Grounding everything in specifications reduces ambiguity and creates a repeatable, client‑ready workflow that guides AI assistants and other agents without leaving critical knowledge hidden in the chat history.

Many people find mock-ups helpful to visualize the new feature. We can supplement the specification with a quick Figma mock-up created by a designer, or better still, we guide the GenAI assistant to generate the mock-up directly from the existing codebase and design guidelines. Prompt: “Create a mock-up for this new feature.”

At this stage, just like in traditional approaches, it’s essential to review and revise the specification.

Backlog Creation

The amount of effort that a state‑of‑the‑art model can achieve with a single prompt (think unsupervised work) seems to be approximately the equivalent of an hour of human effort. It is unlikely that the GenAI assistant will reliably implement a whole new feature in one go. We need to break it down into smaller chunks.

It is important to note that this metric is increasing rapidly and is likely to increase in the future. Independent evaluations by METR (Model Evaluation & Threat Research) show that the length of software‑engineering tasks which frontier AI models can reliably complete has been doubling approximately every seven months between 2019 and 2024 (metr.org). As of mid‑2025, METR measured that GPT‑5 has a 50% time horizon of around two hours on agentic software‑engineering tasks—meaning it has a 50% chance of correctly completing tasks that take a human professional unfamiliar with the codebase around that long (metr.github.io). This provides an external benchmark for how quickly this capability is scaling.

Using the high‑level specification and design, we prompt the GenAI assistant to elaborate it into a backlog. The assistant breaks the feature into independent, testable backlog items, each with its own acceptance criteria.

Prompt: “Break down this feature into a set of backlog items.”        

This transformation ensures that each backlog item can be developed, tested, and validated independently. Especially for a complex feature, we may want to validate the breakdown, and again the GenAI assistant can do this with a simple prompt: “Review the feature specification and validate that it is consistent with its backlog items.”

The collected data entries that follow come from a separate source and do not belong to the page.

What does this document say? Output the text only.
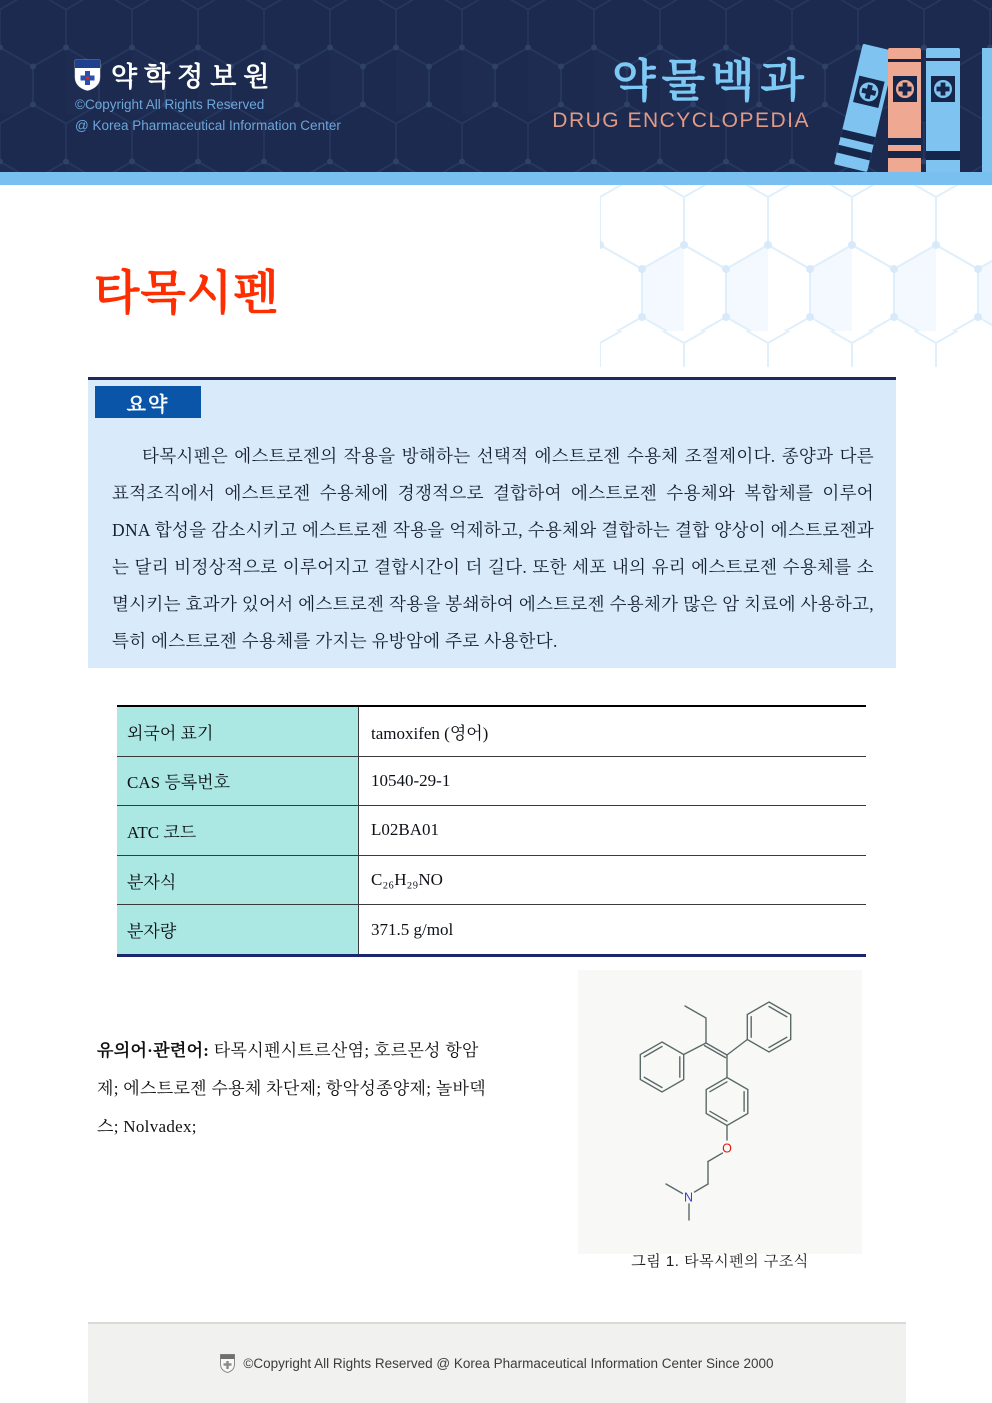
약학정보원
©Copyright All Rights Reserved
@ Korea Pharmaceutical Information Center
약물백과
DRUG ENCYCLOPEDIA
타목시펜
요약

타목시펜은 에스트로젠의 작용을 방해하는 선택적 에스트로젠 수용체 조절제이다. 종양과 다른 표적조직에서 에스트로젠 수용체에 경쟁적으로 결합하여 에스트로젠 수용체와 복합체를 이루어 DNA 합성을 감소시키고 에스트로젠 작용을 억제하고, 수용체와 결합하는 결합 양상이 에스트로젠과는 달리 비정상적으로 이루어지고 결합시간이 더 길다. 또한 세포 내의 유리 에스트로젠 수용체를 소멸시키는 효과가 있어서 에스트로젠 작용을 봉쇄하여 에스트로젠 수용체가 많은 암 치료에 사용하고, 특히 에스트로젠 수용체를 가지는 유방암에 주로 사용한다.

외국어 표기	tamoxifen (영어)
CAS 등록번호	10540-29-1
ATC 코드	L02BA01
분자식	C₂₆H₂₉NO
분자량	371.5 g/mol

유의어·관련어: 타목시펜시트르산염; 호르몬성 항암제; 에스트로젠 수용체 차단제; 항악성종양제; 놀바덱스; Nolvadex;

O
N
그림 1. 타목시펜의 구조식
©Copyright All Rights Reserved @ Korea Pharmaceutical Information Center Since 2000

Hosted vs. Self‑Hosted Models

As an aside, I am often asked whether we can use self‑ or client‑hosted models for the GenAI assistant. The current reality is that state‑of‑the‑art models are significantly more capable than self‑hosted alternatives. A good measure for whether a model is “good enough” is the amount of unsupervised work that a model can do reliably.

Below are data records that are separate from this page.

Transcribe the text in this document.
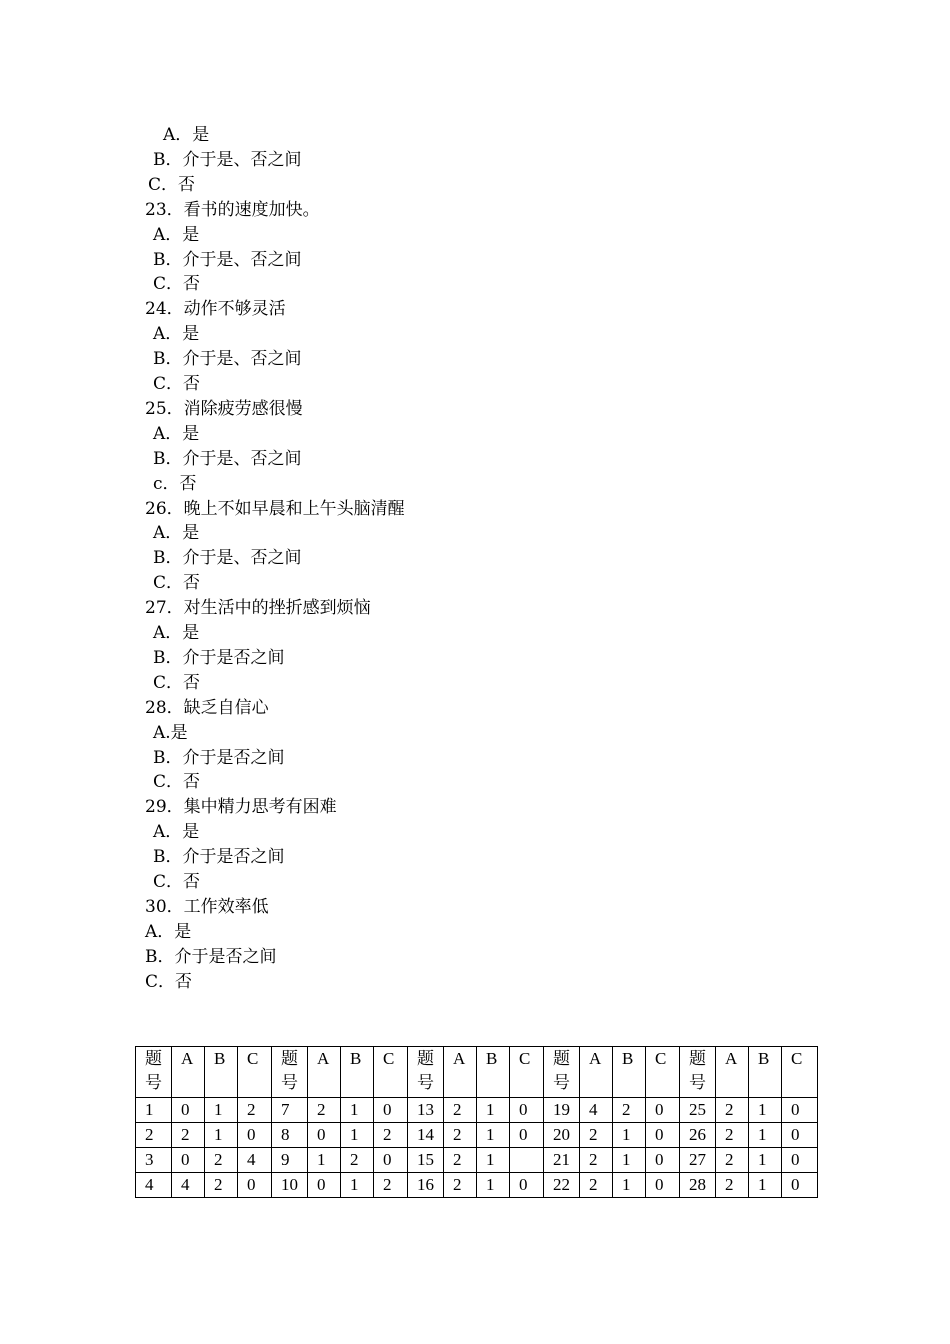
A．是
B．介于是、否之间
C．否
23．看书的速度加快。
A．是
B．介于是、否之间
C．否
24．动作不够灵活
A．是
B．介于是、否之间
C．否
25．消除疲劳感很慢
A．是
B．介于是、否之间
c．否
26．晚上不如早晨和上午头脑清醒
A．是
B．介于是、否之间
C．否
27．对生活中的挫折感到烦恼
A．是
B．介于是否之间
C．否
28．缺乏自信心
A.是
B．介于是否之间
C．否
29．集中精力思考有困难
A．是
B．介于是否之间
C．否
30．工作效率低
A．是
B．介于是否之间
C．否
题号	A	B	C	题号	A	B	C	题号	A	B	C	题号	A	B	C	题号	A	B	C
1	0	1	2	7	2	1	0	13	2	1	0	19	4	2	0	25	2	1	0
2	2	1	0	8	0	1	2	14	2	1	0	20	2	1	0	26	2	1	0
3	0	2	4	9	1	2	0	15	2	1		21	2	1	0	27	2	1	0
4	4	2	0	10	0	1	2	16	2	1	0	22	2	1	0	28	2	1	0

Building with AI Assistants + MCP

Now that we have a backlog in hand, the real work begins. At this stage, because we have been using our ticketing system, we can choose to use AI or a developer for each backlog item.

AI agents, acting as developers, pick up items and implement them using AI assistants integrated with MCP.

The prompts for the coding assistant might look like:

“Implement and test backlog item nnnn.”.        

The intent is to iterate until we have met our definition of done. This goes beyond unit tests: it includes passing tests against the acceptance criteria, integration checks where relevant, adherence to coding standards, security standards, updated documentation, and alignment with project guidance.

To set expectations, the GenAI assistant is unlikely to get everything right first time. The assistant generates and runs code and tests in a feedback loop. Whether you see tests as coming first or code as coming first, the key point is that both evolve together until the definition of done is met. It will automatically correct build errors, and when it runs tests it may need to redo some of the code. Sometimes the developer will need to intervene.

There are two key contexts that the GenAI assistant needs for this process:

  • The specification and design which are in the backlog item; think of this as the what we are building.
  • Instructions and guidance, typically in the form of Markdown files, that provide the how we are building.

The human‑in‑the‑loop is essential to this stage of the process: to review what the agent is doing and intervene when the GenAI asks for assistance or where the developer has concerns about the steps the agent is performing. Whilst it is tempting for a developer to intervene by writing code or prompts, to make this a simple repeatable process, the developer instead needs to:

  • Identify the cause of the concern or issue.
  • If it relates to the what being built, update the specification (and align other backlog items).
  • If it relates to the how the backlog item is being implemented, update the instructions.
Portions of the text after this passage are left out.